We started down the trail and Keith walked into a huge bug swarm. At about that time, Lexi had an accident. So Keith cleaned it up and took the bag back to the jeep. Lexi and I continued down the path and I was videoing her. By the time Keith caught back up to us, remember this is only a .25 mile walk, I was on the ground! I had fallen and landed in a bush scraping up my face, hands, and knees. This trip was starting out a little rough. 😉 Now I had to walk back to the jeep and clean off my face and determine if I needed band-aids. Two more cars showed up and we met some really nice people to share the arch with.
This arch was different than others arches we’ve seen. Most that we’ve seen are red rock and this arch is gray in color. It’s also a compact arch, tall and skinny. We really enjoyed walking around the area and looking at all the different angles of the Grosvenor Arch.
Angel’s Palace Trail
Next, we drove into Kodachrome Basin State Park to hike the Angel’s Palace Trail. The park is dog-friendly and this would be a great hike for Lexi. We thought that the hike was a 1.5-mile loop trail with a 288 ft. elevation gain. The hike we took ended up being an out-and-back trail and we think it was more like 2.5 – 3 miles.
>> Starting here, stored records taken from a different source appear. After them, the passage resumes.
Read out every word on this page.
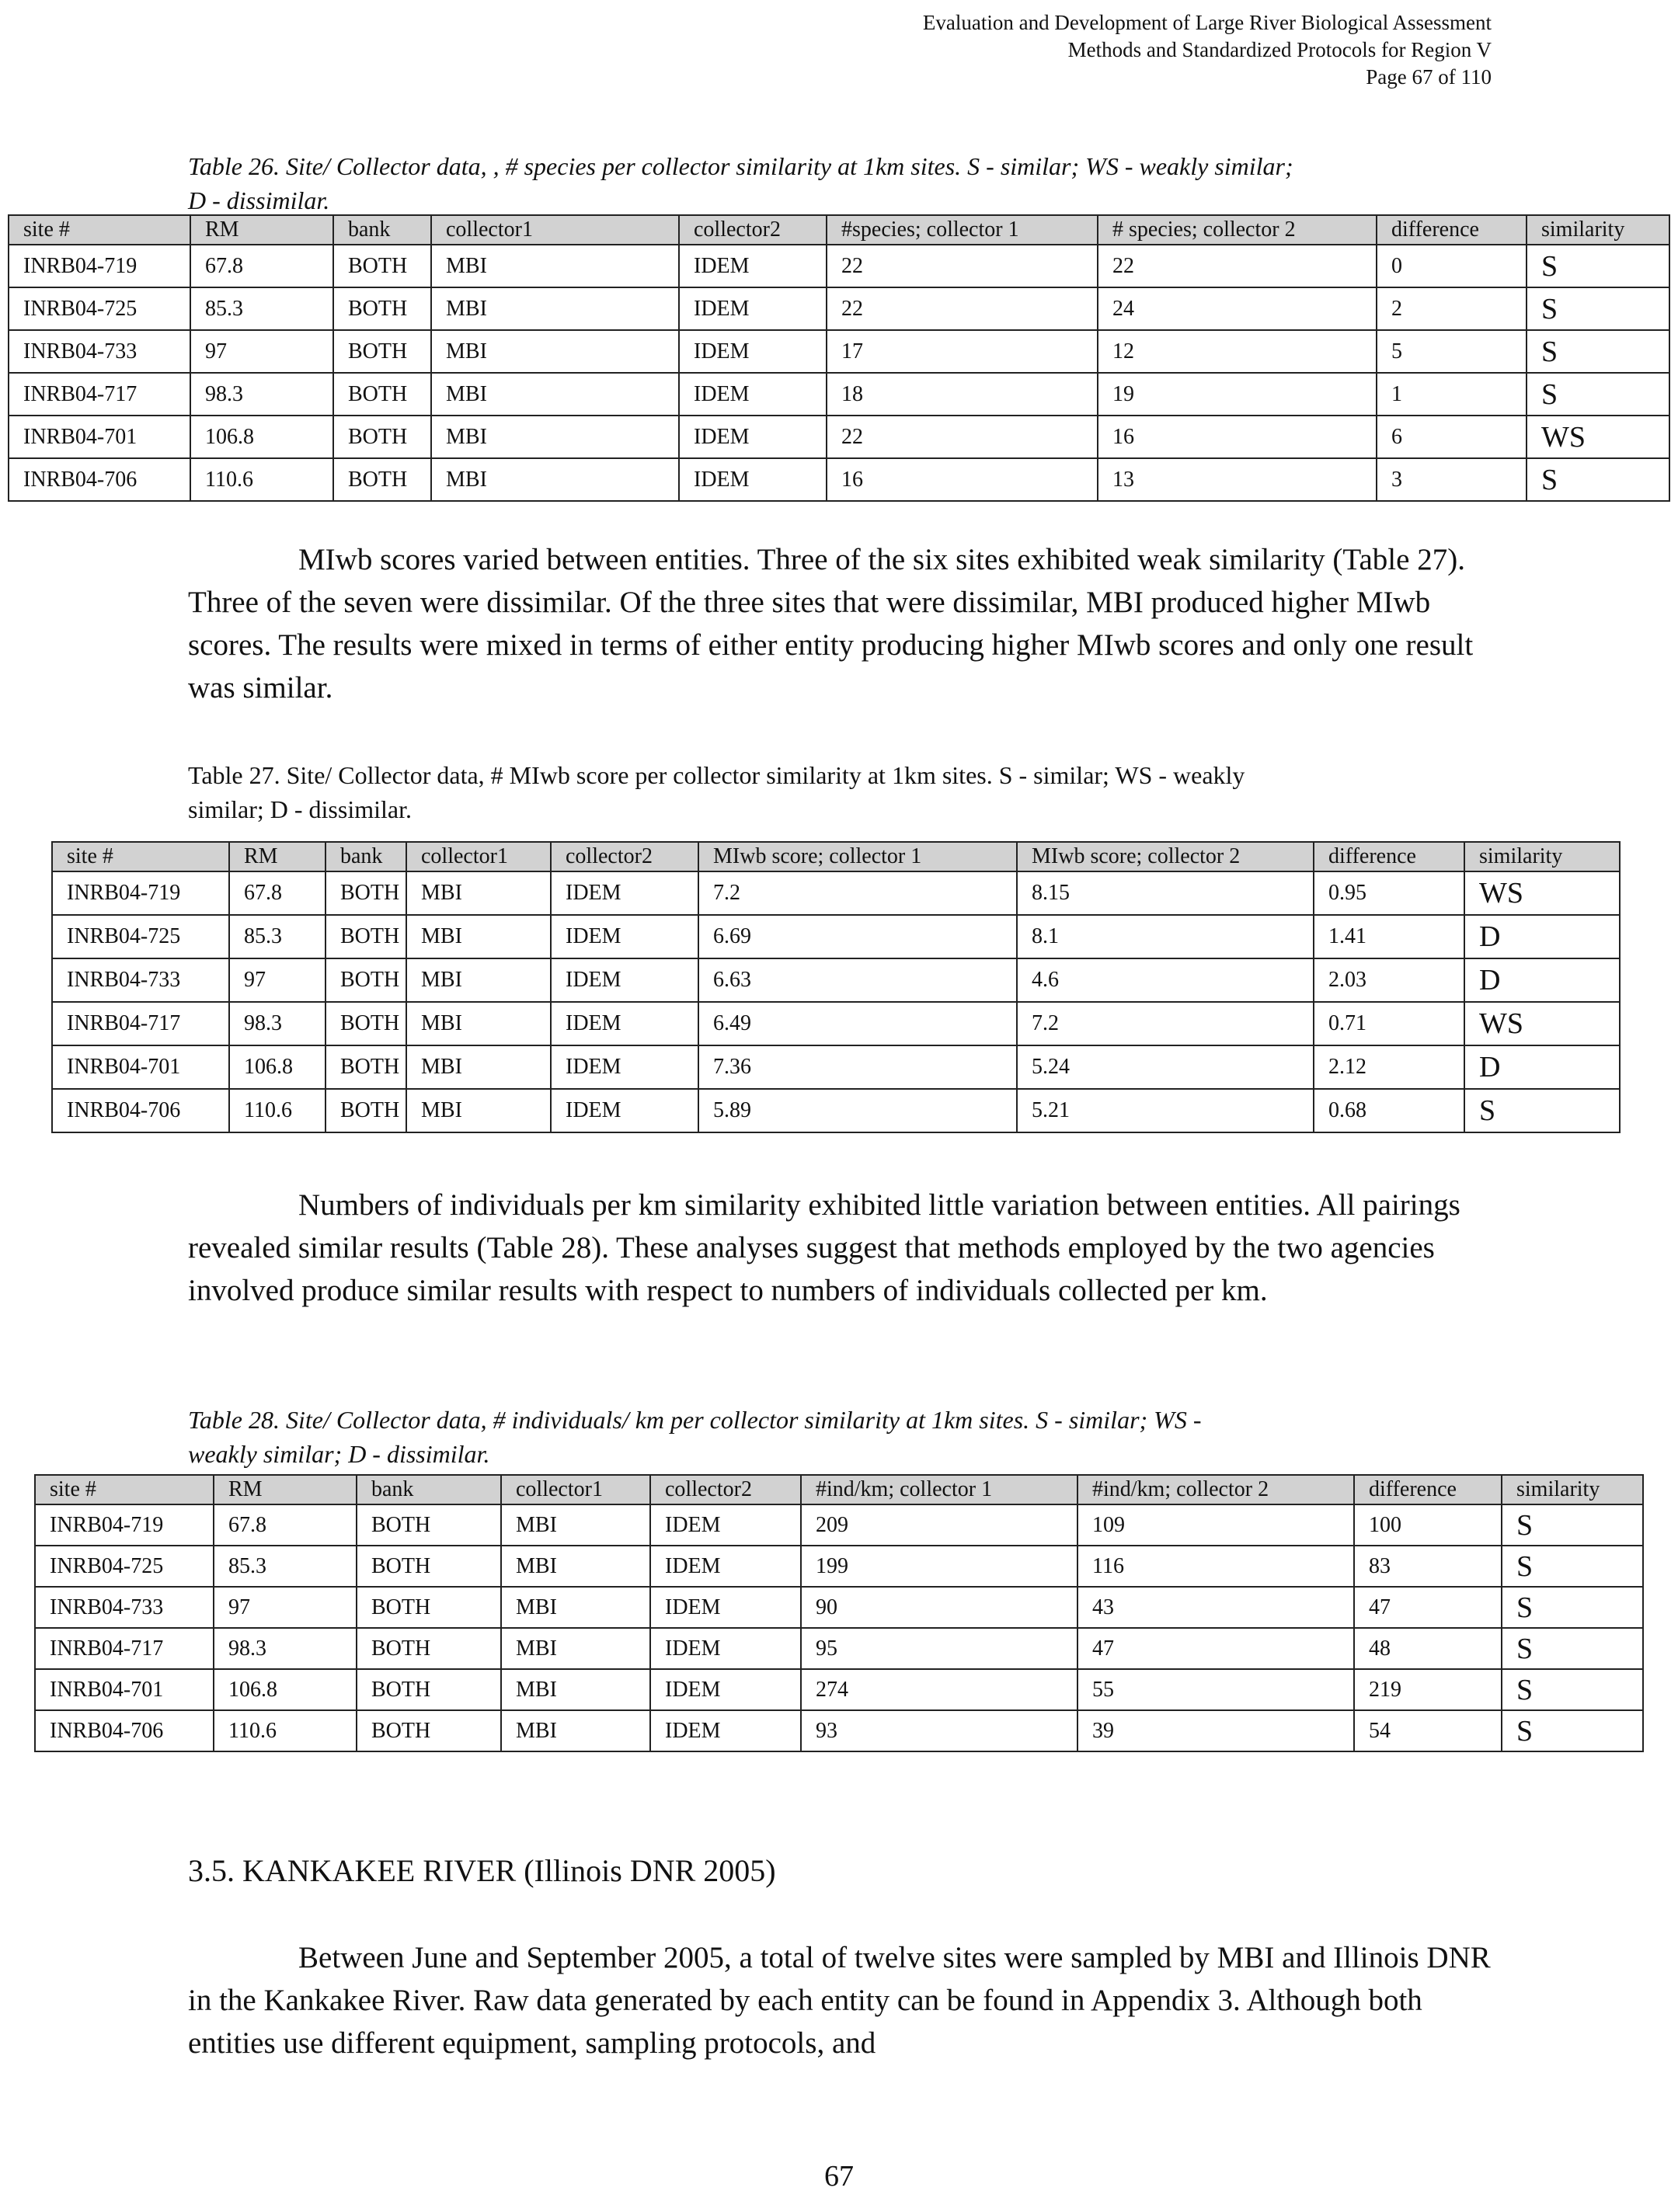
Evaluation and Development of Large River Biological Assessment
Methods and Standardized Protocols for Region V
Page 67 of 110
Table 26. Site/ Collector data, , # species per collector similarity at 1km sites. S - similar; WS - weakly similar;
D - dissimilar.
site #	RM	bank	collector1	collector2	#species; collector 1	# species; collector 2	difference	similarity
INRB04-719	67.8	BOTH	MBI	IDEM	22	22	0	S
INRB04-725	85.3	BOTH	MBI	IDEM	22	24	2	S
INRB04-733	97	BOTH	MBI	IDEM	17	12	5	S
INRB04-717	98.3	BOTH	MBI	IDEM	18	19	1	S
INRB04-701	106.8	BOTH	MBI	IDEM	22	16	6	WS
INRB04-706	110.6	BOTH	MBI	IDEM	16	13	3	S

MIwb scores varied between entities. Three of the six sites exhibited weak similarity (Table 27). Three of the seven were dissimilar. Of the three sites that were dissimilar, MBI produced higher MIwb scores. The results were mixed in terms of either entity producing higher MIwb scores and only one result was similar.

Table 27. Site/ Collector data, # MIwb score per collector similarity at 1km sites. S - similar; WS - weakly
similar; D - dissimilar.
site #	RM	bank	collector1	collector2	MIwb score; collector 1	MIwb score; collector 2	difference	similarity
INRB04-719	67.8	BOTH	MBI	IDEM	7.2	8.15	0.95	WS
INRB04-725	85.3	BOTH	MBI	IDEM	6.69	8.1	1.41	D
INRB04-733	97	BOTH	MBI	IDEM	6.63	4.6	2.03	D
INRB04-717	98.3	BOTH	MBI	IDEM	6.49	7.2	0.71	WS
INRB04-701	106.8	BOTH	MBI	IDEM	7.36	5.24	2.12	D
INRB04-706	110.6	BOTH	MBI	IDEM	5.89	5.21	0.68	S

Numbers of individuals per km similarity exhibited little variation between entities. All pairings revealed similar results (Table 28). These analyses suggest that methods employed by the two agencies involved produce similar results with respect to numbers of individuals collected per km.

Table 28. Site/ Collector data, # individuals/ km per collector similarity at 1km sites. S - similar; WS -
weakly similar; D - dissimilar.
site #	RM	bank	collector1	collector2	#ind/km; collector 1	#ind/km; collector 2	difference	similarity
INRB04-719	67.8	BOTH	MBI	IDEM	209	109	100	S
INRB04-725	85.3	BOTH	MBI	IDEM	199	116	83	S
INRB04-733	97	BOTH	MBI	IDEM	90	43	47	S
INRB04-717	98.3	BOTH	MBI	IDEM	95	47	48	S
INRB04-701	106.8	BOTH	MBI	IDEM	274	55	219	S
INRB04-706	110.6	BOTH	MBI	IDEM	93	39	54	S
3.5. KANKAKEE RIVER (Illinois DNR 2005)

Between June and September 2005, a total of twelve sites were sampled by MBI and Illinois DNR in the Kankakee River. Raw data generated by each entity can be found in Appendix 3. Although both entities use different equipment, sampling protocols, and

67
Not sure if we read it wrong or went the wrong way. Either way, we really enjoyed this hike.
Lexi also loved it! She was running a little and smiling the entire time. She hiked all the way out and then I used a backpack, for the first time, on the way back. It got dark quickly and we wanted to get back quicker than she can walk. We had brought dinner with us and found a covered picnic area across from where we had parked. It was VERY dark while we ate!